On the other hand, his image of Caribou is mostly static. He focused his lens on a corner of a snow-covered city block an hour after sunset, and used six images to show the quiet downtown in darkness of an early winter evening. It evokes a feeling of isolation, emptiness and cold – something Hopper might have found appealing.

In Dexter, he positioned himself on Zion Hill Road, overlooking downtown, and photographed the many people walking to Reny’s department store as well as the cars that moved through the central corridor. He shot in mid-March, and for his final image chose frames that show older people dressed for winter and younger people in shorts and T-shirts anticipating spring. He also included an antique car moving up the hill toward him and a modern car moving down the hill away from him. This photo is all about contrasts between seasons, time and lifestyles, as well as the magnetic quality of a downtown department store.

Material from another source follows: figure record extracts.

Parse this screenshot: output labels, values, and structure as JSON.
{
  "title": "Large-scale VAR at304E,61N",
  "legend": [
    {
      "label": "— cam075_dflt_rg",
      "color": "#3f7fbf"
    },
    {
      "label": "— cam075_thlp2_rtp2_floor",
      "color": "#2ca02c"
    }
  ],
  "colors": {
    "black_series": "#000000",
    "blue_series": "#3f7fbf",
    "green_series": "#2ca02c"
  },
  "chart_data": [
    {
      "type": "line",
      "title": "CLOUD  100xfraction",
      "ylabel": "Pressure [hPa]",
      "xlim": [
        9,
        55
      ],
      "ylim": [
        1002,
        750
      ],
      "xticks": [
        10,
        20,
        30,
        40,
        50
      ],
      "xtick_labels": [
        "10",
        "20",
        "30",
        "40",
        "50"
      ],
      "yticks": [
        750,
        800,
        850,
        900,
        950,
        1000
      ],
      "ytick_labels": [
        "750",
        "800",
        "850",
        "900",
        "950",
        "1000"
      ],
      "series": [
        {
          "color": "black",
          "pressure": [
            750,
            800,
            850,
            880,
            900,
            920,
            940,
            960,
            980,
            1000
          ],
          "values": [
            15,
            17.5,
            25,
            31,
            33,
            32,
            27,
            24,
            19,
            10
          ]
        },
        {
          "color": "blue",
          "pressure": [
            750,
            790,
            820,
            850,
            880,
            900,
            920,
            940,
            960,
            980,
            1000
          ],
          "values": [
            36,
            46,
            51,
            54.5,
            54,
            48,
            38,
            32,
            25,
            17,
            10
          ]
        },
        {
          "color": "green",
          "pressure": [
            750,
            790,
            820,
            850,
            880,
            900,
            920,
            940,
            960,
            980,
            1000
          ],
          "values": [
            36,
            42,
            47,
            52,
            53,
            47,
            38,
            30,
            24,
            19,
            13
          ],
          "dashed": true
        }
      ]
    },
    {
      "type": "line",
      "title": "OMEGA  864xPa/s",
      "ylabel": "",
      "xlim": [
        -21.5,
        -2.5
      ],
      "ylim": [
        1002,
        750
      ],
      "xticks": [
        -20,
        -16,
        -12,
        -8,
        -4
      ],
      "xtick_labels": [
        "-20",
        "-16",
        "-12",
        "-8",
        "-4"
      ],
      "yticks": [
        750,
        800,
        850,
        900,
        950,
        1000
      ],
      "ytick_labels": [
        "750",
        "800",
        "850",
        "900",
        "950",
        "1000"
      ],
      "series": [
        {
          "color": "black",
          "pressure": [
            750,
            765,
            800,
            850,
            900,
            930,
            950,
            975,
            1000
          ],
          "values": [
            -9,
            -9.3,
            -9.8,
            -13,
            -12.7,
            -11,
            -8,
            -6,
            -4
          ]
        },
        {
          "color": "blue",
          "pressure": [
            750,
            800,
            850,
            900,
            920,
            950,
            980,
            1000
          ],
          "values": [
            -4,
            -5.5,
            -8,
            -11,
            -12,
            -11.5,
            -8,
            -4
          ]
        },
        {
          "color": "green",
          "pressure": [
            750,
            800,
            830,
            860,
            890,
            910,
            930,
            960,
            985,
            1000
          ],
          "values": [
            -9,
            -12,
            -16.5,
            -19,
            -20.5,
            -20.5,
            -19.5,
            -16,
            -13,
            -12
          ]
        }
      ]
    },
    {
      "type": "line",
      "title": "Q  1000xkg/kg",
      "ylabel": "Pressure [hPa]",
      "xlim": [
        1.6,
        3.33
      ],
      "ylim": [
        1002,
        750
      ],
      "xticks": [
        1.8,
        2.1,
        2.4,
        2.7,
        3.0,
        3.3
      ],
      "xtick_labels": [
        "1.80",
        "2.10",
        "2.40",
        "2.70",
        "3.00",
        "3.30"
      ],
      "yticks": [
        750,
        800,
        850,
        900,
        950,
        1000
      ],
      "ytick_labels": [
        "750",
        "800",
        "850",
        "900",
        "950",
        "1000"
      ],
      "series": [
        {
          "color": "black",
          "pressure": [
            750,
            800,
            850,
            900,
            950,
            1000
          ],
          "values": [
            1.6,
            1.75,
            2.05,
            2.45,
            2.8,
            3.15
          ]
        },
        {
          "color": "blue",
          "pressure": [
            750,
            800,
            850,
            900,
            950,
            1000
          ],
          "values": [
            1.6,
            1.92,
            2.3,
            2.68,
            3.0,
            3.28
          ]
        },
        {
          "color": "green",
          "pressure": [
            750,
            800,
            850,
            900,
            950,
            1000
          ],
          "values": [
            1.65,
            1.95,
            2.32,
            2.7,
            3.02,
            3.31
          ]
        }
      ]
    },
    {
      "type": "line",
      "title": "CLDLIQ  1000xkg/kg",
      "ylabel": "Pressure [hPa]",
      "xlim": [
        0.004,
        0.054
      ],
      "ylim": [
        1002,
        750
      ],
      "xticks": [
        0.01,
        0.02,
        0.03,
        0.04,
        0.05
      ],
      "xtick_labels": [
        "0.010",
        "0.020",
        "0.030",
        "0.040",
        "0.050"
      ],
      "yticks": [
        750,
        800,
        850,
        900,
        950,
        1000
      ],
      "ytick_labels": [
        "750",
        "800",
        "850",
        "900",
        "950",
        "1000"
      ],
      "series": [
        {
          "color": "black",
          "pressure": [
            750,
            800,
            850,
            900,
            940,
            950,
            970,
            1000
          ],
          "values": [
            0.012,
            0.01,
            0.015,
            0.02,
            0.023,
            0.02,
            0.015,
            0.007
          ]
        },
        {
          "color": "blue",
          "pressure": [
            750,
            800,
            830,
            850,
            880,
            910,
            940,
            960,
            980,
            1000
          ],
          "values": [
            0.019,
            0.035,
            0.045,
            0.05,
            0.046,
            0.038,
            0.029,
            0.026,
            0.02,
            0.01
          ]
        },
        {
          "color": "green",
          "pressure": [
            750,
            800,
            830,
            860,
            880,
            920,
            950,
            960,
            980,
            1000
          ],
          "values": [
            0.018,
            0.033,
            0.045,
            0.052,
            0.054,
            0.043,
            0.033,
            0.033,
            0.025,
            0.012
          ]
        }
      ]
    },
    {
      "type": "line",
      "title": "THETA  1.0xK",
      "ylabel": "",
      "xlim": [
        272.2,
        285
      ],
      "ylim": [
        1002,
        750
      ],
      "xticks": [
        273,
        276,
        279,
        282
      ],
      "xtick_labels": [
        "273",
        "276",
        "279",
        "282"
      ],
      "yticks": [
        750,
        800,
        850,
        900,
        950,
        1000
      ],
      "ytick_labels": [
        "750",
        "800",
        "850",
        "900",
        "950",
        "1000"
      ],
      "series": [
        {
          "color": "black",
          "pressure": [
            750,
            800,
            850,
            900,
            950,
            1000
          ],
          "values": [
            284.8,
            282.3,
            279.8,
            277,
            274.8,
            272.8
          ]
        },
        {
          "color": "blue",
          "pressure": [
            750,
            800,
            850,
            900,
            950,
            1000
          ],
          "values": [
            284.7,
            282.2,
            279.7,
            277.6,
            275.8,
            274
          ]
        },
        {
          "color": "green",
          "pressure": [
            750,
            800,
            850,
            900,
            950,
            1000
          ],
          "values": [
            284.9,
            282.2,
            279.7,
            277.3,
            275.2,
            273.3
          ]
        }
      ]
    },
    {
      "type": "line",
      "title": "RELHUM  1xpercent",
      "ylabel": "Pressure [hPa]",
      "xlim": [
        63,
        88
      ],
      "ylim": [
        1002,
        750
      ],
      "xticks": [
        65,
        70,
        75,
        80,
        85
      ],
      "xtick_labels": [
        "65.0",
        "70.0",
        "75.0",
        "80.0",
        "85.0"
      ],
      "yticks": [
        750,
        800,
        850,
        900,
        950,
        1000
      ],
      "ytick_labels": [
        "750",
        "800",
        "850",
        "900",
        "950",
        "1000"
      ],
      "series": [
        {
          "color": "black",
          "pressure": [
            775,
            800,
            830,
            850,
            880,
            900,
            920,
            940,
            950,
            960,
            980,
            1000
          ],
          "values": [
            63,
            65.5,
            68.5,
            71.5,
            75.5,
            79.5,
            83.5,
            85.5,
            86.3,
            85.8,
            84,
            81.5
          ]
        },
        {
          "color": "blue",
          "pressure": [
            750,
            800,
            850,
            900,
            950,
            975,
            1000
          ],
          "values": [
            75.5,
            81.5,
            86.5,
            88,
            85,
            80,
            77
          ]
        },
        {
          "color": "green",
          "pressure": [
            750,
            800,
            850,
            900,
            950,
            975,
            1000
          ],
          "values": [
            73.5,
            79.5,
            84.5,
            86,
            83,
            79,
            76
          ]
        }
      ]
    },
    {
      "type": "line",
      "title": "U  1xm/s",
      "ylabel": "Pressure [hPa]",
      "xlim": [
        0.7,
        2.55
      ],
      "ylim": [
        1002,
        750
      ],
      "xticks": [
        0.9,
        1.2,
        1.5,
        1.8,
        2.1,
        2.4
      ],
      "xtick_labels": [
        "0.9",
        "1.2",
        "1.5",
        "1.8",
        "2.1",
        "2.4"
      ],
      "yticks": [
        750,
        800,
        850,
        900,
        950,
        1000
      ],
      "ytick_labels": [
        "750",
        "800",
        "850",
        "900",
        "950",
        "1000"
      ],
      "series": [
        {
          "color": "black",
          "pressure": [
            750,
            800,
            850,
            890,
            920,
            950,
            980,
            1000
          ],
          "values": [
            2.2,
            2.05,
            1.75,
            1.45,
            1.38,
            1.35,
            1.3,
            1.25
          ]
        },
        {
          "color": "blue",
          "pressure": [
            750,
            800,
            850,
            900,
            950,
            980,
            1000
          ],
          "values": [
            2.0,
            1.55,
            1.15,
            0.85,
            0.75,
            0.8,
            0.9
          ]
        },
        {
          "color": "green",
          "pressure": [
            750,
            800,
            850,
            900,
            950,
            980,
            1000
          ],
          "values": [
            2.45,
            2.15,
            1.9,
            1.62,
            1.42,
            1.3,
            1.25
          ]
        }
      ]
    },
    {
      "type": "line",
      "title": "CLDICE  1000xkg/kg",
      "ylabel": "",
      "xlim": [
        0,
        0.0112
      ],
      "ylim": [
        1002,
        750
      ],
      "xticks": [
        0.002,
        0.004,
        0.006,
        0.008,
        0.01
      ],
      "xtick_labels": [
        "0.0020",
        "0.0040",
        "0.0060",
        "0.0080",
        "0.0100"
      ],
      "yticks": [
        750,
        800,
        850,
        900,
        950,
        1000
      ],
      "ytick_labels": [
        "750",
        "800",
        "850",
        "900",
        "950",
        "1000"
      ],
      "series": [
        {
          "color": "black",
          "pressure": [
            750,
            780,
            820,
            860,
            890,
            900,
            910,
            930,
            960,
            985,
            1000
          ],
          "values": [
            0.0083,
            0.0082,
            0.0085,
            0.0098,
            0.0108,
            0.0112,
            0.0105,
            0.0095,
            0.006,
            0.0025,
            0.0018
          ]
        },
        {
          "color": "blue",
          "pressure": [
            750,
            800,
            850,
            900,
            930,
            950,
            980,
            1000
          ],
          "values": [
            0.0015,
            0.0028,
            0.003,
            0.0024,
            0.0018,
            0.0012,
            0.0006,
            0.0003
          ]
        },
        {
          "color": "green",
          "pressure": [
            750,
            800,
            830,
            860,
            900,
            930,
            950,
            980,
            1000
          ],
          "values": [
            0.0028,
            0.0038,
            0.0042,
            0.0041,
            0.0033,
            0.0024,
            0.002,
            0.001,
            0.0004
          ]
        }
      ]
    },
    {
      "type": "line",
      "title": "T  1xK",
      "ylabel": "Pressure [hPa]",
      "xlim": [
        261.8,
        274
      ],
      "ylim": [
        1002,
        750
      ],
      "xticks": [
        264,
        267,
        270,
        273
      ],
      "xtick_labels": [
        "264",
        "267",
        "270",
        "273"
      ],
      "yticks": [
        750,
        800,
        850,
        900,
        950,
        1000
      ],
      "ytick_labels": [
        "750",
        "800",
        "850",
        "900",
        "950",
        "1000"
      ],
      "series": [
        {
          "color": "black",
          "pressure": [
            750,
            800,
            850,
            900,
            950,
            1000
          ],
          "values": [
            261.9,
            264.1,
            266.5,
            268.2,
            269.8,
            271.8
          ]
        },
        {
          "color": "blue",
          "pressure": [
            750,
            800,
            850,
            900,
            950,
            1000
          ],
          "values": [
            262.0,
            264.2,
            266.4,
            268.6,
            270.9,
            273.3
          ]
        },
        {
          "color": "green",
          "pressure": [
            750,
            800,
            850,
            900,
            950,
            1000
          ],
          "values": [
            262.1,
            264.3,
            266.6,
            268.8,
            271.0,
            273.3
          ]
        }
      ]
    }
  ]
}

Paley seeks out interesting angles and vantage points that offer anonymity, and then watches as life unfolds. He often takes photos from atop a parking garage or the upper floors of a nearby building. He likes shooting down on his subjects, because it offers a perspective that is unfamiliar to most observers. That adds to the depth and overall mystery of the photos. “It creates some dissonance,” he said.

The downtown series has drawn attention. Julie Horn, visual arts specialist for the Maine Arts Commission, tapped Paley for the Arts in the Capitol program because of the universal appeal of his downtown images. They show the vibrancy of Maine communities and speak to each community’s history. He freezes moments that provide clues to stories both told and unknown, Horn said.

“In this series, Heath demonstrates great depth and regional sensitivity,” she said. “He covers the whole state, and everybody can relate. Everybody has seen that corner or knows that business or has been at that traffic light. They all feel very familiar.”

Laurie Hicks, curator at the Lord Hall Gallery at UMaine-Orono, appreciates Paley’s photography because it reflects how humans view the world. “We don’t just look at one place or one spot,” she said. “We look around and construct multiples images in our mind of what a place looks like. We take it all in, and create images based on what we see. That’s how we see the world with our own eyes.”